Baked at Polson’s Lake City Bakery along Highway 93, volunteers from the Montecahto Club spend three pre-event days feverishly working to prepare fresh pies.

In past years, Yellow Bay Ladies’ Auxiliary members baked their pies in Yellow Bay and arrive on event day with their offerings. Montecahto Club ladies baked their pies in several Polson commercial kitchens.

This year, Yellow Bay Ladies’ Auxiliary members won’t be offering pies. Instead they will sell cherry lemonade as a fundraiser.

The 50-member Montecahto Club will make pies and expect to have about 150 for sale.

But the process of making those pies a reality is a painstaking job.

Doreen Ratzburg, Montecahto Club treasurer said the process is worth it.

“It’s a wonderful fundraiser for the non profit club,” she said. “It takes about 15 people over the course of between three- to five- days to get the pies made.”

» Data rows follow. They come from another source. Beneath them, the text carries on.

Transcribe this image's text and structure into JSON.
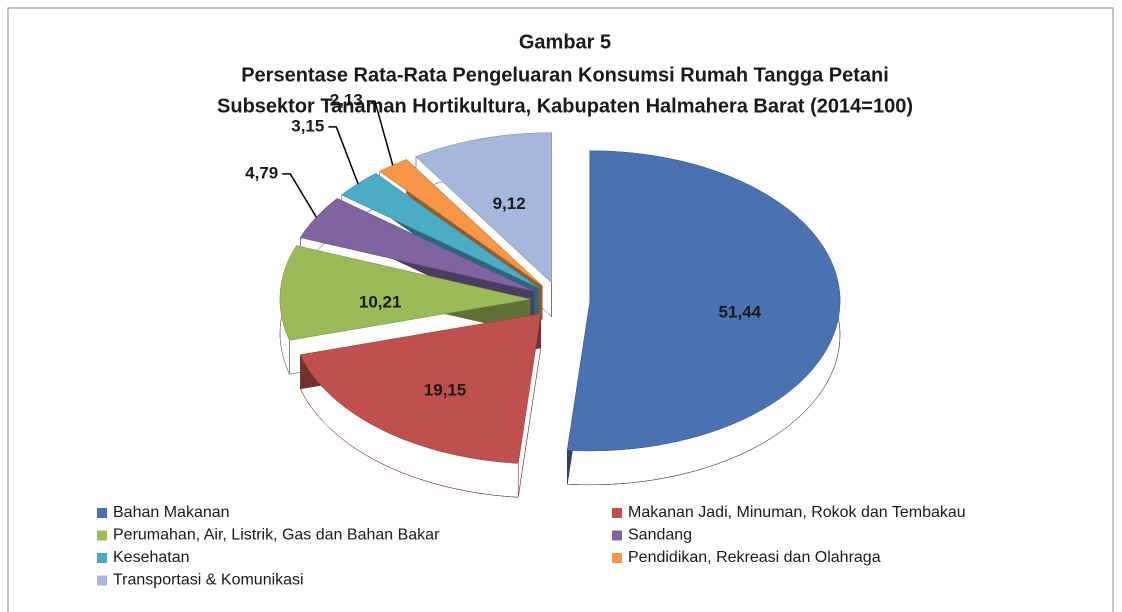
{
  "chart_data": {
    "type": "pie3d",
    "title": [
      "Gambar 5",
      "Persentase Rata-Rata Pengeluaran Konsumsi Rumah Tangga Petani",
      "Subsektor Tanaman Hortikultura, Kabupaten Halmahera Barat (2014=100)"
    ],
    "categories": [
      "Bahan Makanan",
      "Makanan Jadi, Minuman, Rokok dan Tembakau",
      "Perumahan, Air, Listrik, Gas dan Bahan Bakar",
      "Sandang",
      "Kesehatan",
      "Pendidikan, Rekreasi dan Olahraga",
      "Transportasi & Komunikasi"
    ],
    "values": [
      51.44,
      19.15,
      10.21,
      4.79,
      3.15,
      2.13,
      9.12
    ],
    "value_labels": [
      "51,44",
      "19,15",
      "10,21",
      "4,79",
      "3,15",
      "2,13",
      "9,12"
    ],
    "colors": [
      "#4a72b0",
      "#c0504d",
      "#9bbb59",
      "#8064a2",
      "#4bacc6",
      "#f79646",
      "#a5b8dc"
    ],
    "legend": "bottom"
  }
}
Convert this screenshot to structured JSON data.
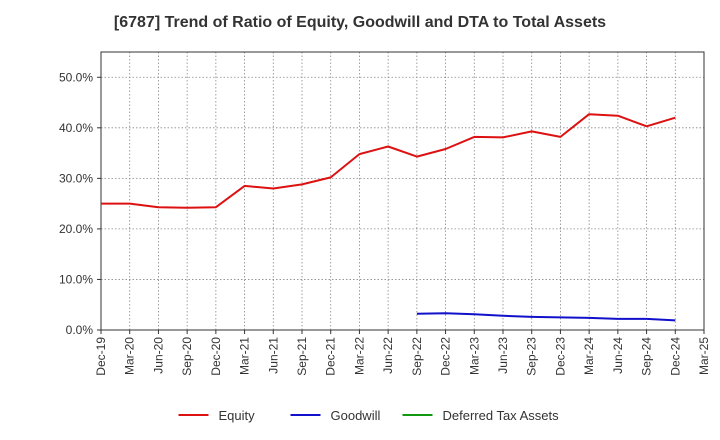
{
  "chart_data": {
    "type": "line",
    "title": "[6787]  Trend of Ratio of Equity, Goodwill and DTA to Total Assets",
    "xlabel": "",
    "ylabel": "",
    "ylim": [
      0,
      55
    ],
    "y_ticks": [
      "0.0%",
      "10.0%",
      "20.0%",
      "30.0%",
      "40.0%",
      "50.0%"
    ],
    "y_tick_values": [
      0,
      10,
      20,
      30,
      40,
      50
    ],
    "categories": [
      "Dec-19",
      "Mar-20",
      "Jun-20",
      "Sep-20",
      "Dec-20",
      "Mar-21",
      "Jun-21",
      "Sep-21",
      "Dec-21",
      "Mar-22",
      "Jun-22",
      "Sep-22",
      "Dec-22",
      "Mar-23",
      "Jun-23",
      "Sep-23",
      "Dec-23",
      "Mar-24",
      "Jun-24",
      "Sep-24",
      "Dec-24",
      "Mar-25"
    ],
    "grid": true,
    "legend_position": "bottom",
    "series": [
      {
        "name": "Equity",
        "color": "#dd1111",
        "values": [
          25.0,
          25.0,
          24.3,
          24.2,
          24.3,
          28.5,
          28.0,
          28.8,
          30.2,
          34.8,
          36.3,
          34.3,
          35.8,
          38.2,
          38.1,
          39.3,
          38.2,
          42.7,
          42.4,
          40.3,
          42.0,
          null
        ]
      },
      {
        "name": "Goodwill",
        "color": "#1111cc",
        "values": [
          null,
          null,
          null,
          null,
          null,
          null,
          null,
          null,
          null,
          null,
          null,
          3.2,
          3.3,
          3.1,
          2.8,
          2.6,
          2.5,
          2.4,
          2.2,
          2.2,
          1.9,
          null
        ]
      },
      {
        "name": "Deferred Tax Assets",
        "color": "#119911",
        "values": [
          null,
          null,
          null,
          null,
          null,
          null,
          null,
          null,
          null,
          null,
          null,
          null,
          null,
          null,
          null,
          null,
          null,
          null,
          null,
          null,
          null,
          null
        ]
      }
    ]
  }
}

Ratzburg said the group of ladies involved, do their work at several Lake County locations.

Cherries are processed and pitted at the Mission Mountain Food Enterprise Center kitchen in Ronan.

Filling is processed at the journeyBe soup kitchen in Polson. The laborious work of mixing, rolling, preparing and baking the pies is done at Lake City Bakery in Polson.

“The majority is done at the bakery,” Ratzburg said. “It is where we mix the pastry, roll the crust, fill and bake pies. It gets to be a lot of fun and it presents really good bonding situations.”

Montecahto Club member Alice Erb heads up the pie baking effort.

“It’s three days in a row with a lot of work,” Erb said. “The bakery is the most civic-minded business in town. They move their bread and donuts and stuff, and we make our pies.”

Club members produce about 150 pies for sale and added a new item to this year’s offerings: Hand pies.

Erb said that hand pies offer a delicious individual serving of cherry pie that fans can eat right away.

“You can come by our booth and eat it as you are walking down the street,” she said.

Once pies are finished, Erb said the group uses the commercial refrigerators at the Polson VFW to store their product until event day.

But if you want a pie, you better move fast, she said. Pies are usually sold out by the end of the first day.

Cherry Festival visitors can find several themed contests at the fair that include a Cherry Pie Eating Contest, a Cherry Pit-Spitting Contest, a Stem Tying Contest and a Cherry Cooking Contest during the two-day event.

This year’s festival organizer is Marylyn Frame.

Four additional non-Cherry Festival events will take place July 17 in Polson.

The Third Annual Polson Mud Run, is a fundraiser 5k obstacle course event and will benefit the Boys and Girls Club.

The Miracle of America Museum will host its annual Live History Days and Anderson Broadcasting will present a free summer concert.